Una nuova crisi creata dai populisti

Nel 2011, mentre la crisi finanziaria si diffondeva dall’America all’Europa, ho fatto alcune previsioni. L’Eurozona non si sarebbe frammentata, ma avrebbe aggiunto alcuni nuovi membri. Tuttavia, la Gran Bretagna avrebbe votato per uscire dall’Ue e i conflitti nel medio oriente sarebbero aumentati”. Inizia così l’estratto di una nuova edizione del libro “The Ascent of Money: Populists reaped the rewards of the financial crisis” di Niall Ferguson sugli effetti della crisi economica nelle democrazie occidentali. Lo storico britannico crede che gli effetti politici della crisi finanziaria non siano stati così diretti come credono in molti: “Se lo fossero stati, oggi Bernie Sanders sarebbe presidente degli Stati Uniti e Jeremy Corbyn primo ministro in Gran Bretagna. Dopo tutto, i politici della sinistra radicale sono stati i primi ad aver proposto il carcere per i banchieri, considerati responsabili della crisi”. Eppure, i partiti di destra sono i primi ad avere beneficiato dei contraccolpi della crisi e questo, secondo Ferguson, è un paradosso. Donald Trump non ha mai avuto paura di rimarcare la sua vicinanza ai banchieri americani, screditati dalla crisi finanziaria. Nel maggio 2016 l’allora candidato presidente disse in un’intervista di “essere amico delle banche. Muoiono dalla voglia di fare affari con me”, e ha nominato molti ex banchieri della Goldman Sachs ai vertici della sua amministrazione.
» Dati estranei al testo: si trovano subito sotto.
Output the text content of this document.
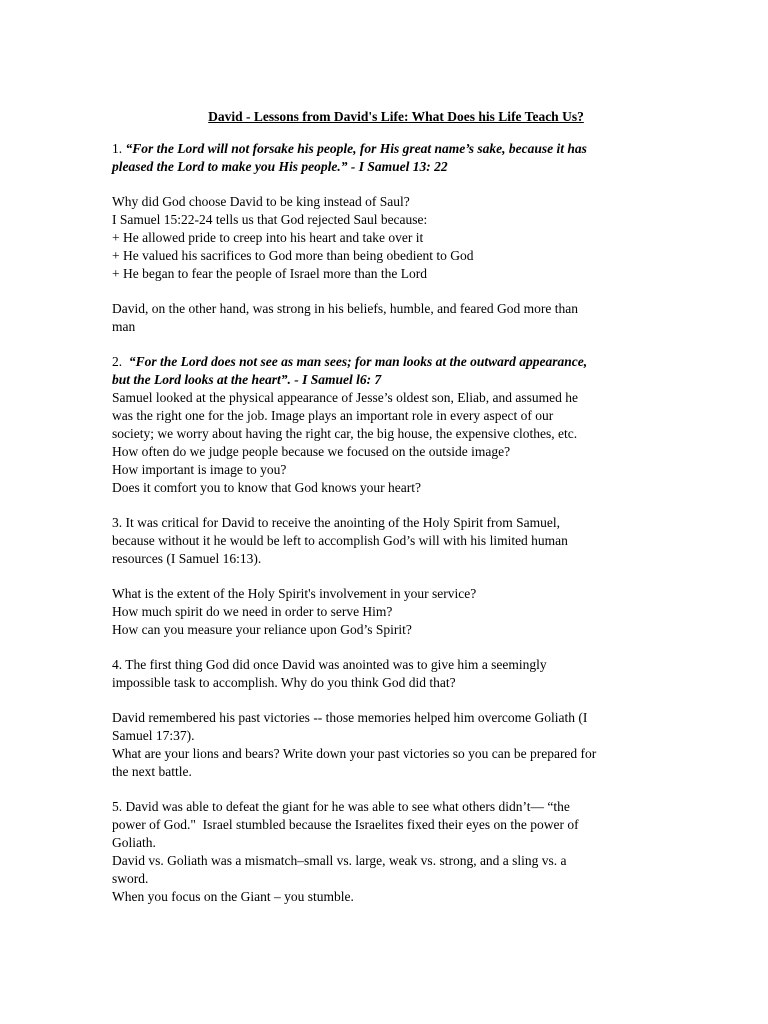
David - Lessons from David's Life: What Does his Life Teach Us?
1. “For the Lord will not forsake his people, for His great name’s sake, because it has
pleased the Lord to make you His people.” - I Samuel 13: 22
Why did God choose David to be king instead of Saul?
I Samuel 15:22-24 tells us that God rejected Saul because:
+ He allowed pride to creep into his heart and take over it
+ He valued his sacrifices to God more than being obedient to God
+ He began to fear the people of Israel more than the Lord
David, on the other hand, was strong in his beliefs, humble, and feared God more than
man
2.  “For the Lord does not see as man sees; for man looks at the outward appearance,
but the Lord looks at the heart”. - I Samuel l6: 7
Samuel looked at the physical appearance of Jesse’s oldest son, Eliab, and assumed he
was the right one for the job. Image plays an important role in every aspect of our
society; we worry about having the right car, the big house, the expensive clothes, etc.
How often do we judge people because we focused on the outside image?
How important is image to you?
Does it comfort you to know that God knows your heart?
3. It was critical for David to receive the anointing of the Holy Spirit from Samuel,
because without it he would be left to accomplish God’s will with his limited human
resources (I Samuel 16:13).
What is the extent of the Holy Spirit's involvement in your service?
How much spirit do we need in order to serve Him?
How can you measure your reliance upon God’s Spirit?
4. The first thing God did once David was anointed was to give him a seemingly
impossible task to accomplish. Why do you think God did that?
David remembered his past victories -- those memories helped him overcome Goliath (I
Samuel 17:37).
What are your lions and bears? Write down your past victories so you can be prepared for
the next battle.
5. David was able to defeat the giant for he was able to see what others didn’t— “the
power of God."  Israel stumbled because the Israelites fixed their eyes on the power of
Goliath.
David vs. Goliath was a mismatch–small vs. large, weak vs. strong, and a sling vs. a
sword.
When you focus on the Giant – you stumble.
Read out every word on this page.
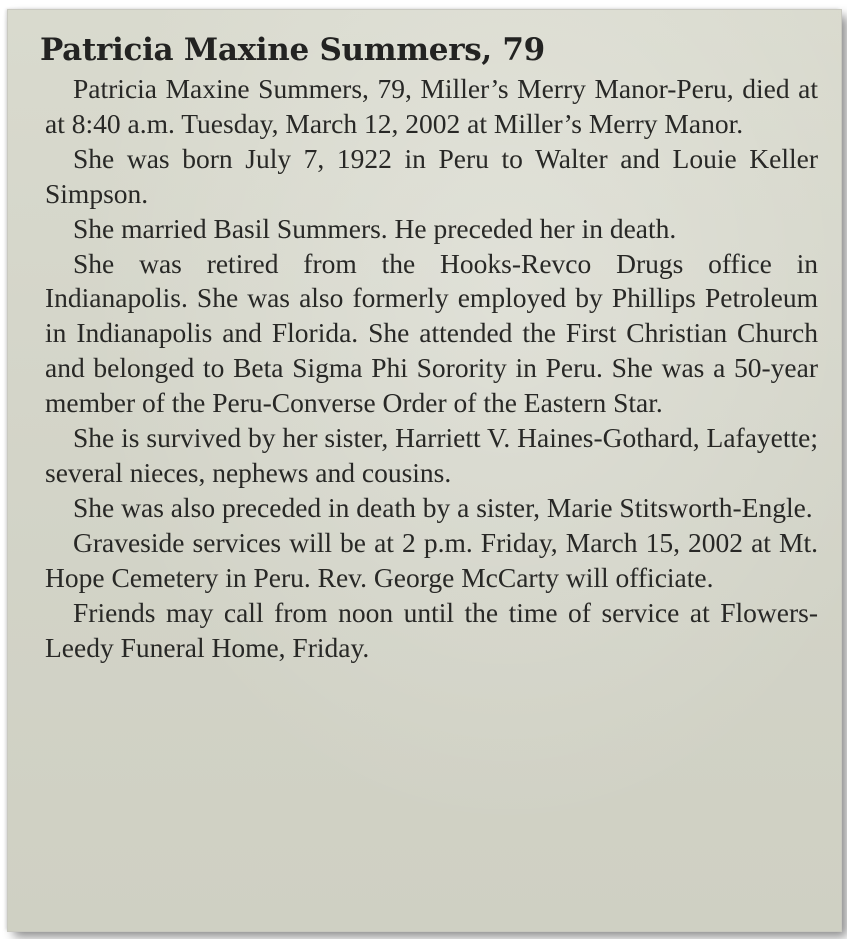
Patricia Maxine Summers, 79

Patricia Maxine Summers, 79, Miller’s Merry Manor-Peru, died at at 8:40 a.m. Tuesday, March 12, 2002 at Miller’s Merry Manor.

She was born July 7, 1922 in Peru to Walter and Louie Keller Simpson.

She married Basil Summers. He preceded her in death.

She was retired from the Hooks-Revco Drugs office in Indianapolis. She was also formerly employed by Phillips Petroleum in Indianapolis and Florida. She attended the First Christian Church and belonged to Beta Sigma Phi Sorority in Peru. She was a 50-year member of the Peru-Converse Order of the Eastern Star.

She is survived by her sister, Harriett V. Haines-Gothard, Lafayette; several nieces, nephews and cousins.

She was also preceded in death by a sister, Marie Stitsworth-Engle.

Graveside services will be at 2 p.m. Friday, March 15, 2002 at Mt. Hope Cemetery in Peru. Rev. George McCarty will officiate.

Friends may call from noon until the time of service at Flowers-Leedy Funeral Home, Friday.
La storia aiuta a capire perché la crisi finanziaria fa guadagnare molti più consensi all’estrema destra che all’estrema sinistra. “In galera i banchieri” è uno slogan potente, ma attribuire i problemi economici agli stranieri e agli immigrati è una strategia politicamente ancora più efficace.
Il grande potere psicologico delle tesi di estrema destra è il motivo per cui questi partiti sono spesso i maggiori beneficiari della crisi economica. La storia è piena di cicli recessivi, al termine dei quali molto spesso la destra sconfigge la sinistra. Per Ferguson la spiegazione è di natura socio-economica: i perdenti della crisi finanziaria non provengono dalla working class, che ha relativamente poco da perdere, ma dalla classe media. Dunque, il messaggio classico socialista – più redistribuzione fiscale e interventi pubblici – non ha una forte presa su questo ceto. Invece, le proposte dell’estrema destra – come il controllo dell’immigrazione e il protezionismo – sono più allettanti per la classe media impoverita. L’ascesa del populismo non è solo un effetto della crisi economica, ma è il risultato di molte variabili: l’aumento degli stranieri, degli immigrati e delle diseguaglianze. La crisi finanziaria ha alimentato la rivolta popolare, ma non ne è stata la sola causa. Questo spiega il motivo per cui i principali beneficiari della rivolta – tra cui i brexiteers e la squadra economica di Trump – sono i sostenitori della deregolamentazione fiscale. “La storia finanziaria è un indicatore più affidabile rispetto all’economia o alla scienza politica – conclude Ferguson –. Dieci anni fa i populisti di destra erano i cavalli su cui puntare. Oggi farei un’altra scommessa: che questi cavalli pazzi, con le loro criniere bionde e i loro deficit galoppanti, ci stiano spingendo verso un’altra crisi finanziaria”.